Vincenzo Lanni, fermato dai carabinieri, ha ammesso, durante un interrogatorio nella notte con la pm Maria Cristina Ria, di essere responsabile dell’aggressione alla manager 43enne a Porta Nuova a Milano. Un gesto maturato, secondo quanto riferito, dalla rabbia per l’allontanamento dalla comunità in cui era ospitato. “Ce l’avevo con gli operatori della comunità che mi hanno cacciato. E con chi dieci anni fa mi ha licenziato. Non conoscevo la vittima, l’ho scelta casualmente, ma per me era il simbolo del potere economico come piazza Gae Aulenti. Per questo l’ho colpita”. Così il 59enne ha spiegato le ragioni dell’attacco, descrivendo un’azione mirata a colpire ciò che lui ritiene un simbolo del benessere economico.
Accusato di tentato omicidio, l’uomo ha raccontato di aver pianificato l’aggressione “in un luogo simbolo del potere economico”. Ha inoltre riproposto alcune convinzioni già espresse in passato, quando nel 2015 aveva colpito con un coltello due anziani nel Bergamasco, mettendo in relazione quel gesto e l’attuale con la perdita del suo lavoro da tecnico informatico, descritta come l’origine della sua “caduta economica e sociale”.
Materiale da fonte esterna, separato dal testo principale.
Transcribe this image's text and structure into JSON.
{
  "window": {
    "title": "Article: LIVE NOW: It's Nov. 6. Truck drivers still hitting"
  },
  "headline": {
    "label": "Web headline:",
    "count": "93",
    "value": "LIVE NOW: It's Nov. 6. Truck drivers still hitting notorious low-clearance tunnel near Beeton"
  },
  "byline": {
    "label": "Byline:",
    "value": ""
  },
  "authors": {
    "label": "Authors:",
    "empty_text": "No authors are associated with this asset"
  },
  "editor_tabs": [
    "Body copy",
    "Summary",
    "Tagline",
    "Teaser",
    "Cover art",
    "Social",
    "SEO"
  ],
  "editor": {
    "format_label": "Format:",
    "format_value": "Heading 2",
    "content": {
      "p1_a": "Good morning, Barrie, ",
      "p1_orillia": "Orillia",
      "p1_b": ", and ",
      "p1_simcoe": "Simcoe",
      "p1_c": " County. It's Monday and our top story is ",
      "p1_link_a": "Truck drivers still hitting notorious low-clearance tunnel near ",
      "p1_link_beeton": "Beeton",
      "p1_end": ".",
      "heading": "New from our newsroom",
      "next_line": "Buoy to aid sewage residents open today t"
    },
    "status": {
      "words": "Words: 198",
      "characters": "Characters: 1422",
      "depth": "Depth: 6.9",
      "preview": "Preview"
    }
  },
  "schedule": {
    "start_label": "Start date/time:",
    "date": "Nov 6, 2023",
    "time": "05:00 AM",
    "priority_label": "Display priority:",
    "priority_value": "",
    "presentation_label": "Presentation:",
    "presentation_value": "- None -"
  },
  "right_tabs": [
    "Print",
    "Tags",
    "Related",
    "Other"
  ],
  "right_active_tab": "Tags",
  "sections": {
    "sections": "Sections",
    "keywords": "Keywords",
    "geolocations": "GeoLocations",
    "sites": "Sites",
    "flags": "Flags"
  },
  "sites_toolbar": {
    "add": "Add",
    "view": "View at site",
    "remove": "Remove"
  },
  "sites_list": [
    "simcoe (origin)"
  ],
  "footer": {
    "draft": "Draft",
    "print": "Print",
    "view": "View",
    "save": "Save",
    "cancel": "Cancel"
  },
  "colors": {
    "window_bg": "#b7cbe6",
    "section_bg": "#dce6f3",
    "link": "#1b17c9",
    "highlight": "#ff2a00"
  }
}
Nel corso delle indagini, i carabinieri hanno rinvenuto la giacca indossata al momento del ferimento, abbandonata in un cestino di viale Famagosta, nella periferia sud di Milano. Lanni, conclusa la pena per il precedente reato, si trovava nella comunità del Varesotto nell’ambito di un programma di reinserimento.